There were only the 60 cows that Horob listed in his bankruptcy petition, not the 6,800 cows he told Wells Fargo he had a few weeks earlier, he said. Horob filed for bankruptcy March 2006 in Billings.

Horob was president of Horob Livestock Inc., a North Dakota company with big debt and lines of credit with Wells Fargo in Minot, N.D. From March 2003 until September 2005, Horob borrowed $5.8 million from the bank to finance his cattle-buying business.

Horob also formed H&J Livestock LLC with his partner and ranch hand, James Johnson, and borrowed more than $2 million from Dakota West Credit Union, based in Watford City, N.D. Horob used Johnson’s personal checking account with the Wolf Point Federal Credit Union to launder money, Archer said.

In one instance, Horob used Johnson’s account to redirect a Wells Fargo loan of $950,000 to buy 775 stock cows to pay off a loan of $858,543 that H&J had at Dakota West. No cows were purchased, Archer said.

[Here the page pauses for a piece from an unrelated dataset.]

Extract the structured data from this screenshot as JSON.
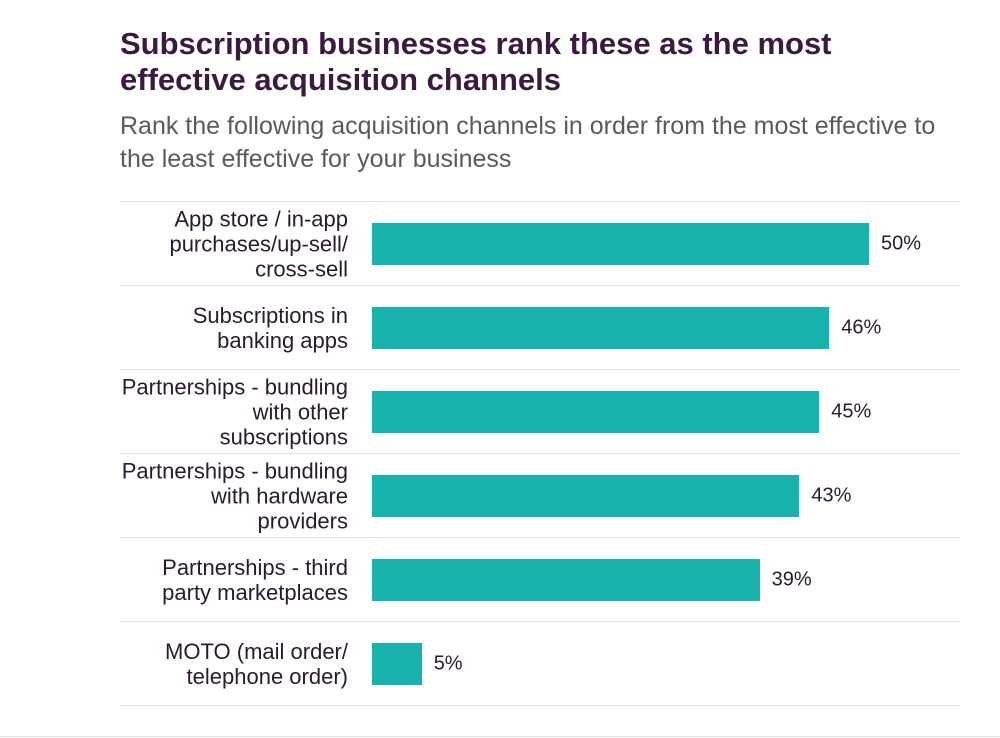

In another loan, Horob got $950,000 from Dakota West to buy 1,276 steers and provided the credit union with a fake buyer’s bill for the purchase. Horob used most of the money for purchases unrelated to livestock, Archer said..

Johnson, of the Wolf Point area, testified that he let Horob use his checking account but didn’t understand at the time what Horob meant about the account looking better to the banks. Johnson said he gave Horob a book of signed blank checks and that Horob filled in the rest. He didn’t know what the money was for or where it went, Johnson said.

Horob also asked him to find "a big bunch of cows" to show bankers, Johnson said. He complied even though he knew the cows didn’t belong to Horob, he said. Johnson and Horob drove bankers to pastures to see cattle belonging to other ranchers in the Brockway area.

Both men have pleaded guilty to state felony charges in McCone County for the bogus cattle tours. Johnson was sentenced last year to a three-year deferred term for deceptive practices by accountability. Horob is to be sentenced March 5 for deceptive practices.

Two feedlot owners in Montana and Nebraska also testified they lied for Horob when they showed bankers cattle purportedly owned by Horob.

Steve Lunderby, who owns a feedlot in Sidney, said that in March 2006, he let Horob show bankers about 390 head of cattle he claimed were his. In fact, Horob had no cows at the lot, Lunderby said. When the bankers returned to repossess the cattle, Lunderby said he lied and told them Horob had shipped out the cattle. Lunderby called his actions stupid and said he had trusted Horob.

Chief U.S. District Judge Richard Cebull set sentencing for May 14 and continued Horob’s release. Horob faces a maximum of 30 years in prison and a $1 million fine on most of the fraud counts plus a mandatory consecutive two years on the identity theft count.